Über die äußere Form und die Abwechslung der Pronomina hinaus wirkt sich auch die Themenverteilung strukturierend auf das Gedicht aus. Auch im Hinblick auf die Themenwahl lässt sich ein Unterschied zwischen den Strophen in der Wir-Form und den Strophen in der Du  Form feststellen. Die Gottlosigkeit, oder gar die Gottverlassenheit, des Dichters ist nämlich das Hauptthema aller Strophen in der Wir-Form, während in den Strophen in der Du-Form eher der persönliche Lebensweg des Dichters angesprochen wird. Er erscheint hier in der Gestalt eines „vor Abend […] unter gestaltlosen Schatten“ (3,1) erwachenden Einsamen, der wohl wie die anderen reisenden Dichter seine Koffer gepackt hat, sich aus den Zimmern in den Flur wagt oder am Fuß der Treppen steht (4,1–5), aber der vor allem vergeblich einen „Heimweg“ zurücklegt, der „in falsche Richtungen führt“ (5,2).
Aber beide Ebenen, die metatheologische der Wir-Strophen und die konkret-erzählerische der Du-Strophen, gehen oft ineinander über, was die vielschichtigen Leitmotive möglich machen, die das ganze Gedicht durchziehen. Die Blätter, mit denen die sich von den „gottlosen Dichtern“, dem „Wir“, abwendenden Tage verglichen werden (1,1; 2,1), ziehen in der fünften Strophe die bedauernswerten „unbeschriebne[n] Blätter“ (5,4) des konkreten Dichterdaseins des Du nach sich.

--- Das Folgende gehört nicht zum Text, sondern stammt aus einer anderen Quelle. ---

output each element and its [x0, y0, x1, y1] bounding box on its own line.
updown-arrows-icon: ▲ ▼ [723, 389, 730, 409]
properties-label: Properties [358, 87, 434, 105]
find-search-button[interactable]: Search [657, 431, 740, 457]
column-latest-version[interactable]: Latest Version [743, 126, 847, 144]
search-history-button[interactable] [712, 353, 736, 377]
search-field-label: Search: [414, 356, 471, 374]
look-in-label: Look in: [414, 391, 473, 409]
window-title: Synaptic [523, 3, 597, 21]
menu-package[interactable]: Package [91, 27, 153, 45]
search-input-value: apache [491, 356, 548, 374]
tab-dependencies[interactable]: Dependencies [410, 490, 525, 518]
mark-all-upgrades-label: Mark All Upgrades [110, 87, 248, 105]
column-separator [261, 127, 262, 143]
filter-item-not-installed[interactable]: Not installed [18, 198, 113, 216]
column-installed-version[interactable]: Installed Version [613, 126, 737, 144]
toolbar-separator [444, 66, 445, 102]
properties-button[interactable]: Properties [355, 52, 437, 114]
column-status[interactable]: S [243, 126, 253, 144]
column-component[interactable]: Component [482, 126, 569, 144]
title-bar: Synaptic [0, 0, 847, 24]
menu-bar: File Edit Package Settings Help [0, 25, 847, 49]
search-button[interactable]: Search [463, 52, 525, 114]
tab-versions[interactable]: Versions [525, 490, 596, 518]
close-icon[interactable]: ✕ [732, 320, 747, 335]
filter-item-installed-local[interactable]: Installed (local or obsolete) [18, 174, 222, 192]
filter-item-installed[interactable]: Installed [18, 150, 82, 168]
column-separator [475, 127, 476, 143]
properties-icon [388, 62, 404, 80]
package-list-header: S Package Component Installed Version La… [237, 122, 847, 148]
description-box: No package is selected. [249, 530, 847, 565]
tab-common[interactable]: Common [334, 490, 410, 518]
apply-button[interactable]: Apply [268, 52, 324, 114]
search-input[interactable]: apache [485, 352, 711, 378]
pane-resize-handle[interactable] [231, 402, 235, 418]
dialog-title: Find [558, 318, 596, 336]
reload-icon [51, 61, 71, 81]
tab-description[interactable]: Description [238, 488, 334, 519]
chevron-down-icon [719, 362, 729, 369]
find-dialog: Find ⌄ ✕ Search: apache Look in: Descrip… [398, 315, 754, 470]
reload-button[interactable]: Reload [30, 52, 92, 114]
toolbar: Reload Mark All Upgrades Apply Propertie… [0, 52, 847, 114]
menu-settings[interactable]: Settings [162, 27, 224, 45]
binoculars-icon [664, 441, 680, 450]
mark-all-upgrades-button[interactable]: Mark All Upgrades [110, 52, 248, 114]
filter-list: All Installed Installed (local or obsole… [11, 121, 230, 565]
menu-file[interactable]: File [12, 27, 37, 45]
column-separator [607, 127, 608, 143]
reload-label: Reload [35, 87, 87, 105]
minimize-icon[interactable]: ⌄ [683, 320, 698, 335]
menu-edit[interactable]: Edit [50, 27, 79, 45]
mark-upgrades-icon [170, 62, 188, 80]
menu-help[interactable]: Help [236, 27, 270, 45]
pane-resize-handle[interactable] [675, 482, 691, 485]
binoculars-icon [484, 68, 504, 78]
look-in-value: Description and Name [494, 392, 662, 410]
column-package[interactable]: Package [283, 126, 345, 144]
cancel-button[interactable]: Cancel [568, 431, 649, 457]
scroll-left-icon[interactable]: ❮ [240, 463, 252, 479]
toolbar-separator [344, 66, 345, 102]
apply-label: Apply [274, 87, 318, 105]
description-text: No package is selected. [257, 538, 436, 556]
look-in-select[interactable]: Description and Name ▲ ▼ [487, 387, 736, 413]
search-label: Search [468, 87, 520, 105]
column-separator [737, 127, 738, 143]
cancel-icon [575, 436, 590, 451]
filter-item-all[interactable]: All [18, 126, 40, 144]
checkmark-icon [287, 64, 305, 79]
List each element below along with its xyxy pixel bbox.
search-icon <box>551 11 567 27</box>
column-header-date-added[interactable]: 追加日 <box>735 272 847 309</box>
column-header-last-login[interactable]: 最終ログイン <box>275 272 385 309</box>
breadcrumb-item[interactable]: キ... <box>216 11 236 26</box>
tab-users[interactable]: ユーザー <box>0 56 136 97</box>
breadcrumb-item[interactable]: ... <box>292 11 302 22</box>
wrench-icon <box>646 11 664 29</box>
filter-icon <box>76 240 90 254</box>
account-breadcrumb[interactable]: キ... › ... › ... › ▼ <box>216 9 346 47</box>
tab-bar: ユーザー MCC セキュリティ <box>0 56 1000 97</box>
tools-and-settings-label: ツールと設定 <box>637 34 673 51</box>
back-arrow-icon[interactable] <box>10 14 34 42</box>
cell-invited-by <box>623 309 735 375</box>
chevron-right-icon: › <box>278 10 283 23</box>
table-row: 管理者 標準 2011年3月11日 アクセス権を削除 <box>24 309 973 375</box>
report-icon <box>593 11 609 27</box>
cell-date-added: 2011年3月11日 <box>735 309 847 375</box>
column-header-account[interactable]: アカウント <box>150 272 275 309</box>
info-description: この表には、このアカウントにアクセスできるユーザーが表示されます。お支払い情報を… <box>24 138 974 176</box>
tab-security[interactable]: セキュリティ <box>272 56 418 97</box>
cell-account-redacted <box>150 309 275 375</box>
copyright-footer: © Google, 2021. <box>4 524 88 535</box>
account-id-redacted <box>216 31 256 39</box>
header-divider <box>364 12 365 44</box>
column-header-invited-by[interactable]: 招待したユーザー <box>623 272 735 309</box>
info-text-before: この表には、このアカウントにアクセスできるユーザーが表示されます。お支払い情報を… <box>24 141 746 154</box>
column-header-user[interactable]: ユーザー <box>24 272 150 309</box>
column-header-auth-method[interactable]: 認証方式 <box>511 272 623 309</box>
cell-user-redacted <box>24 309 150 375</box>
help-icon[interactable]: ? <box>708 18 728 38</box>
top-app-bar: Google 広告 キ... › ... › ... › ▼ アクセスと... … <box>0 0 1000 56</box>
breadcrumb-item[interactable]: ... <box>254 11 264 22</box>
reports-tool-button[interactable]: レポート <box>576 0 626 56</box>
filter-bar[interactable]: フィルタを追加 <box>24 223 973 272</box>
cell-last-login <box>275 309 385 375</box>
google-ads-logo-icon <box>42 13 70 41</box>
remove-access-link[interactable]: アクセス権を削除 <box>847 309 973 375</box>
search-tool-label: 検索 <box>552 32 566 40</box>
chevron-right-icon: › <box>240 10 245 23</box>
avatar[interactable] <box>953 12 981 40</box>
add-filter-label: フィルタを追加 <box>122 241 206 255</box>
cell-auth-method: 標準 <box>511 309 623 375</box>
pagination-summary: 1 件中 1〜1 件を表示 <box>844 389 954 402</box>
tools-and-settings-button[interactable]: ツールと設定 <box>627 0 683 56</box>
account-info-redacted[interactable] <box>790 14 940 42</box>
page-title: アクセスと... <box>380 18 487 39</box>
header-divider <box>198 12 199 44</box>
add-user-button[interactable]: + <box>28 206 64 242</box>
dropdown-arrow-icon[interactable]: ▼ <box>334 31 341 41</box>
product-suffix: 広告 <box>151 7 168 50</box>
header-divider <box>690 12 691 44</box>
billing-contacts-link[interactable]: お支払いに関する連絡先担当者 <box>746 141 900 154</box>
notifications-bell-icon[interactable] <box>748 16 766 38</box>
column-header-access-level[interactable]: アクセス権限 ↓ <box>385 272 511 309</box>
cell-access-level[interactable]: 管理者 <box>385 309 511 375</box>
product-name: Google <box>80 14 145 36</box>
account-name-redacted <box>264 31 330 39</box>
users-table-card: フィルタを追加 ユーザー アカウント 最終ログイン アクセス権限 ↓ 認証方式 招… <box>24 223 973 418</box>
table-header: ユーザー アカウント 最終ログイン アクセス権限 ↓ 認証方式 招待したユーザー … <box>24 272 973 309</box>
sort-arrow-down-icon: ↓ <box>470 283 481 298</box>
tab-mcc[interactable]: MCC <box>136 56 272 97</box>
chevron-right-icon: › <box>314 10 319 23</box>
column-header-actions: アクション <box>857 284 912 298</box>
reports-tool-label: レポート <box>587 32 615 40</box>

Auch die weiße Farbe taucht an mehreren Stellen auf. Der weiße Tiger der ersten Wir  Strophe (1,8) bereitet den Leser auf die weiße Rose der dritten Strophe vor, deren langsames Verstauben dem Du ein Gleichnis für das Vergehen der Zeit ist (3,8), und nimmt die weiße Haut desselben Du in dem Kampf gegen den Tiger in der fünften Strophe vorweg (5,10). Der Sand, in dem sich der „Äon“ der gottlosen Dichter verläuft (2,1), füllt die Sanduhr (3,7–9) des einsamen Du sowie die Koffer des seine Zimmer verlassenden Wir (4,2), bevor dieses Wir zerstreut wird wie der „Sand den [es] gesät“ (4,10). Auch der Tiger erscheint in Verbindung mit allen Pronomen: Der Tiger, gegen dessen verborgenes Antlitz das Ich vergeblich seine Faust „in den leeren Raum“ (1,8) wirft, wird vergeblich sowohl vom Wir er  wartet – sein Schrei bleibt aus (4,5) – als auch vom Du auf Abstand gehalten, das sich gegen dessen Atem wehrt (5,11).
In dieser Vielfalt der Motive zeichnen sich gleich beim Lesen der ersten Strophe insbesondere drei Hauptmotive ab, die immer weitergesponnen werden. Zunächst beschwören die ersten Verse auf Anhieb die Figur des Dichters an seinem Lebensabend herauf, der rückblickend über den Sinn des vergangenen Werks nachdenkt:

Wie große leere Blätter wandten sich die Tage von uns ab –
und Nacht kam auf uns
(1,1–2).

Dann wird dieses autobiographisch anmutende Dichterbild durch ein Partizip mit der Orpheus-Gestalt in Verbindung gebracht: „sich wendend“ (1,3). Als der Dichter sich wie Orpheus auf seinem Rückweg aus dem Totenreich umwendet, erblickt er hinter sich nur die Leere einer „vaterlose[n] Finsternis“ (1,3). Und so wird schließlich in der zweiten Hälfte der ersten Strophe das dritte Hauptthema – das Thema der Gottlosigkeit – aufgegriffen: „ich weiß nicht wer es war der mich machte“ (1,4), gesteht der Dichter, der vergeblich seine Faust hinauf in einen „leeren Raum“ (1,7) warf, der als Metapher der Abwesenheit Gottes verstanden werden muss.
Diesen drei Spuren soll nun nachgegangen werden.

 

Der Dichter in seiner Zeit
Das Motiv des Lebensabends durchzieht das ganze Gedicht. Das Gefühl, dem Ende nah zu sein, wird an mehreren Stellen zum Ausdruck gebracht: Die gefallenen Blätter (1,1; 5,4) und der November (2,7; 5,6) deuten auf den Herbst hin, „die kahlen Bäume“ (5,6) auf den nahenden Winter. Es sind alles Metaphern des Alterns. Aber die Blätter bedeuten auch das Schreiben und werden mit Lyren verglichen, die metonymisch für die Dichtkunst stehen. Auch sie nähern sich einem Ende:

Wie Blätter […]. Wie Lyren die sich immer näher auf ein Ende wenden. (2,1–6)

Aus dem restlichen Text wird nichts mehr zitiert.